Advice from the Realtor: If you can, make the investment of hiring a moving company. As a parent, it saves time and frustration. Rather than moving furniture all day then trying to show up for your family that evening, it frees you up for an overall positive experience.
be patient
As every parent knows, there will be questions upon questions during this time of transition. However difficult it may be, take the time to explain and walk your child through this new chapter in your life. One way to make the connection a bit easier to understand for children is accepting your new home like a new member to your family.

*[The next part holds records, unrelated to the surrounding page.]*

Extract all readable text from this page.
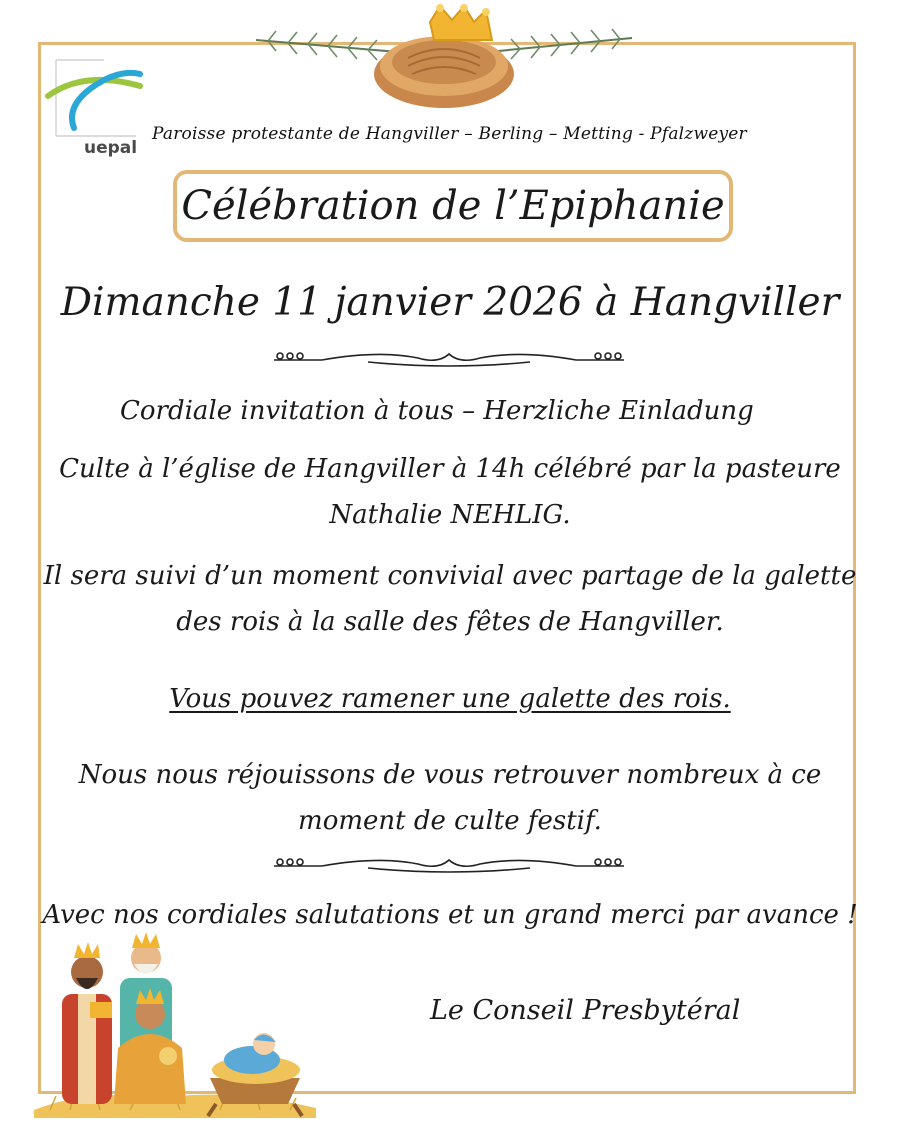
uepal
Paroisse protestante de Hangviller – Berling – Metting - Pfalzweyer
Célébration de l’Epiphanie
Dimanche 11 janvier 2026 à Hangviller
Cordiale invitation à tous – Herzliche Einladung
Culte à l’église de Hangviller à 14h célébré par la pasteure
Nathalie NEHLIG.
Il sera suivi d’un moment convivial avec partage de la galette
des rois à la salle des fêtes de Hangviller.
Vous pouvez ramener une galette des rois.
Nous nous réjouissons de vous retrouver nombreux à ce
moment de culte festif.
Avec nos cordiales salutations et un grand merci par avance !
Le Conseil Presbytéral
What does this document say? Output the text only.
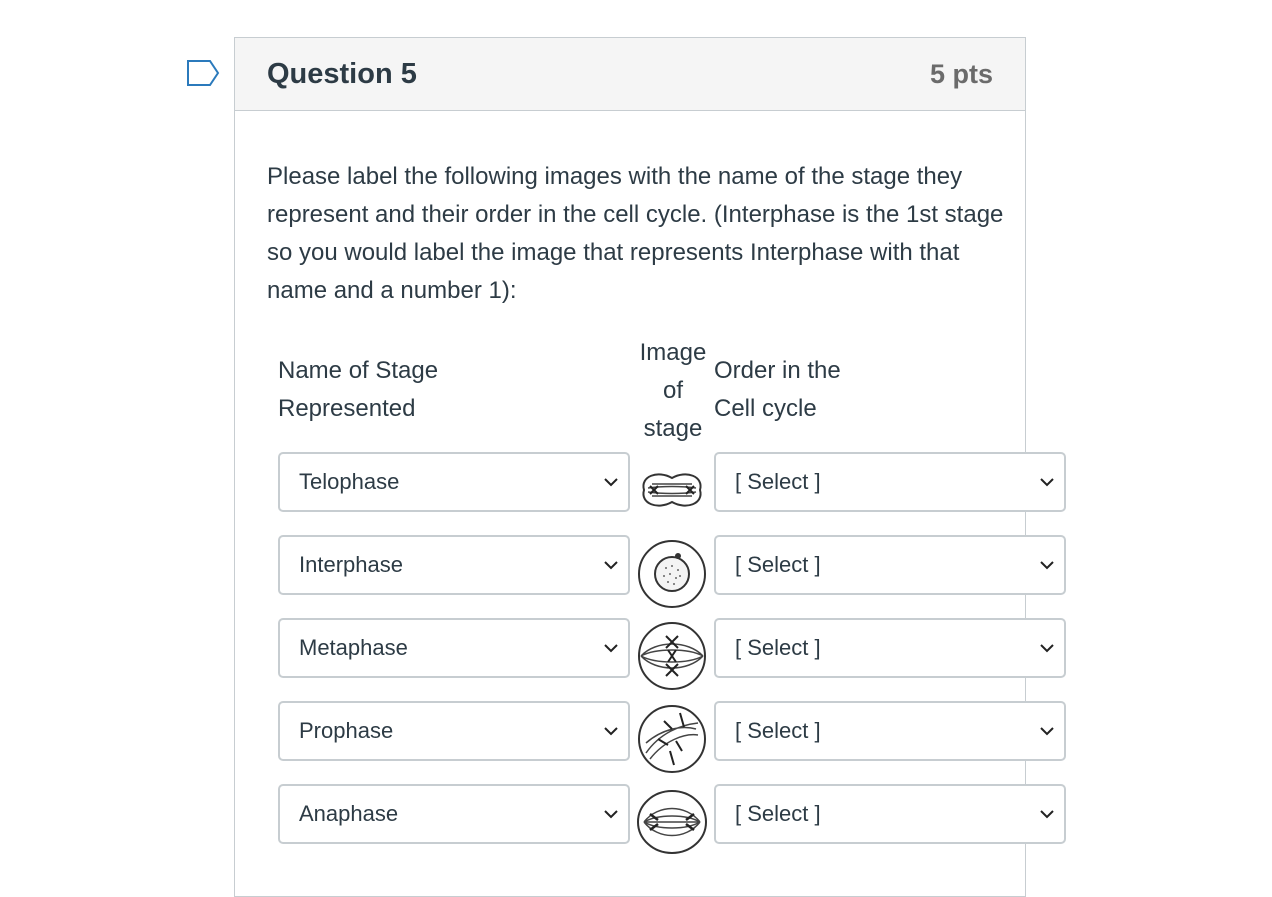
Question 5	5 pts
Please label the following images with the name of the stage they represent and their order in the cell cycle. (Interphase is the 1st stage so you would label the image that represents Interphase with that name and a number 1):
Name of Stage
Represented
Image
of
stage
Order in the
Cell cycle
Telophase	[ Select ]
Interphase	[ Select ]
Metaphase	[ Select ]
Prophase	[ Select ]
Anaphase	[ Select ]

“A new home is like a new family member entering the picture; you will have to figure out what quirks this home has that you will have to adapt into your family dynamics,” said Emily.
For example, the Tupa’s new home is at the top of a hill where the wind is much stronger than their past home. With louder storms came more sleepless nights when little Julia became frightened. But being patient with the characteristics of a new “family member” and explaining them to their daughter has helped.
Advice from the Realtor: It may be frustrating when a seller will not budge on their price, but changing your perspective of the home to a piece of that family will help you picture what is happening in their situation. People take great pride in their homes and what they’ve done to them. Selling a home is like walking up to a family member and assigning a worth to them. Sometimes, it can be very off-putting. Be patient as you go through the negotiation process.